El Salvador, domingo 4 de febrero del 2024. Quién iba a pensar que en este reciente y desventurado día, tras más de medio siglo, iba a ocurrir algo semejante a lo que ocurrió el domingo 20 de febrero de 1972. Para mal nuestro, lastimosamente, en ambas fechas se consumaron los dos fraudes electorales más escandalosos y vulgares de la historia salvadoreña. En los comicios realizados hace 52 años, nuestro pueblo se rebeló en las urnas e intentó mandar al carajo la dictadura que –mediante comicios tramposos con candidatos militares o golpes de Estado– se turnaba la Presidencia de la República y copaba además el resto de los poderes gubernamentales, para seguir haciéndole los mandados a la que luego comenzamos a etiquetar como “la oligarquía burgués terrateniente”. Éramos unos cachorros de la política. Yo para entonces apenas iba a cumplir 16 años, pero ya estaba inoculado hasta la médula por el repudio y el asco contra todo lo que representase una injusticia.

Y a estas alturas sigo igual. Puedo decirlo con la frente en alto, no como otros que hoy acompañan al “pichón de gorila” teniendo en sus familias víctimas asesinadas, desaparecidas, encarceladas, torturadas, exiliadas y atropelladas en su dignidad humana de alguna manera similar por los bestiales designios de quienes, desde Maximiliano Hernández Martínez a finales de 1931, tomaron las riendas del poder y las convirtieron en látigos para azotar las espaldas de una población sometida a sus dictados. Más de nueve décadas después del cuartelazo que este brigadier encabezó, al que le siguió su reelección inconstitucional consumada en enero de 1935, lamentablemente la historia se repite; más de cuatro décadas después de las elecciones tramposas en perjuicio de la Unión Nacional Opositora, la historia también se repite.
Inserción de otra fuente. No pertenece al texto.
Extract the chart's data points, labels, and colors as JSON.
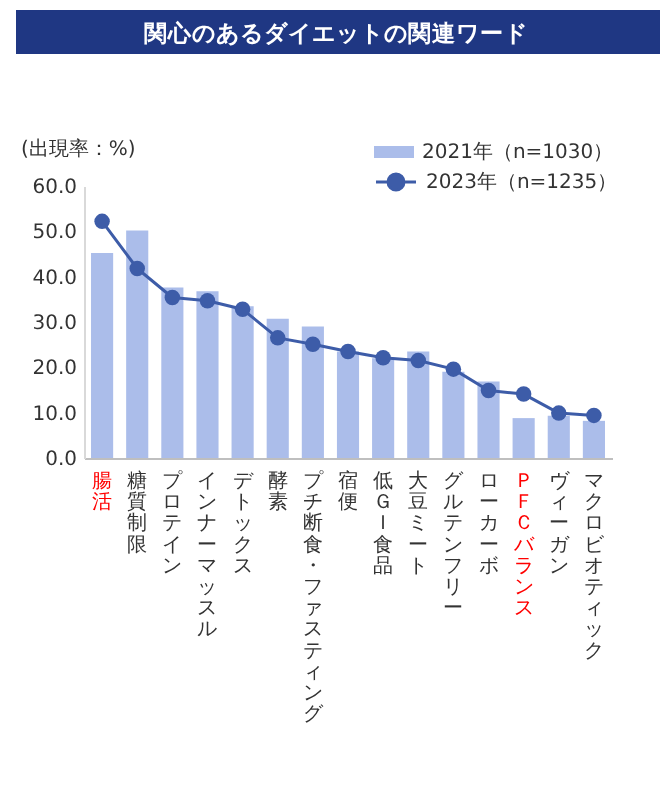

La caída de Hernández Martínez se conquistó con la lucha popular concretada en una huelga de brazos caídos, tras el levantamiento militar del 2 de abril de 1944 que sofocó el tirano. Días después ‒entre el 10 y el 23 de ese mes‒ este enjuició y condenó a 44 ciudadanos, de los cuales fusiló a trece integrantes del ejército nacional y a un civil; muchas personas, además, fueron enviadas al exilio. A final de cuentas, tan abominable expresión del régimen despótico terminó con la renuncia de su espurio y desalmado jefe que lo inauguró en enero de 1932 con una matanza de alrededor de 32 000 víctimas -en su mayoría indígenas y campesinas- asesinadas y desaparecidas por sus esbirros.

Pero el poder real en el país no permitió un cambio profundo mediante el cual se debieron comenzar a atacar las causas estructurales de la injusticia. Para ello, instalaron a otro alto jefe castrense en la silla presidencial: el coronel Osmín Aguirre y Salinas. El 12 de diciembre de 1944 tuvo lugar lo que después se conoció como la “Jornada de Ahuachapán”. En esta, un grupo de jóvenes estudiantes acompañados por obreros y campesinos comandados por oficiales castrenses, incursionaron por la frontera de dicho departamento con Guatemala e intentaron ‒sin éxito‒ destituir al nuevo representante del totalitarismo criminal. Un tío materno de este servidor venía entre los rebeldes y cayó preso. ¿Se repetirá esa historia?

¿Será por la sangre que corre caliente por mis venas y por mis genes contestatarios, por tanta gente buena que vi caer o que he buscado en la oscurana de su desaparición forzada, por el ejemplar legado de nuestro san Romero de América -conocido más profundamente en pláticas con mi hermano Roberto, su “mano derecha” defendiendo derechos humanos- o por la inspiración vívida del beato Rutilio Grande siendo alumno quinceañero en el colegio jesuita? ¿O será por todo ello, combinado con la decisión de luchar y vencer que nos invadió a tantos y tantas jóvenes durante las décadas de 1970 y 1980? Por lo que sea, el caso es que sigo siendo rebelde ante la injusticia.

Y porque sigo igual, a sabiendas de la factura que comenzamos a pagar hace casi un quinquenio y que pagaremos aún más cara durante los próximos cinco años, hoy me pronuncio contra la vulgar imposición de un nuevo dictador. Asimismo, hago un llamado para que las víctimas directas de sus acciones autoritarias y violatorias de derechos humanos –sobre todo en el marco del régimen de excepción– junto a sus familias abran los ojos, alcen la cara, levanten sus puños, se organicen y luchen por rescatar de tan perverso dominio a este sufrido pueblo engañado. Y lo seguirá engañando, si así se lo permitimos, hasta que los estómagos revienten. Ahora toca resistir, crecer y avanzar.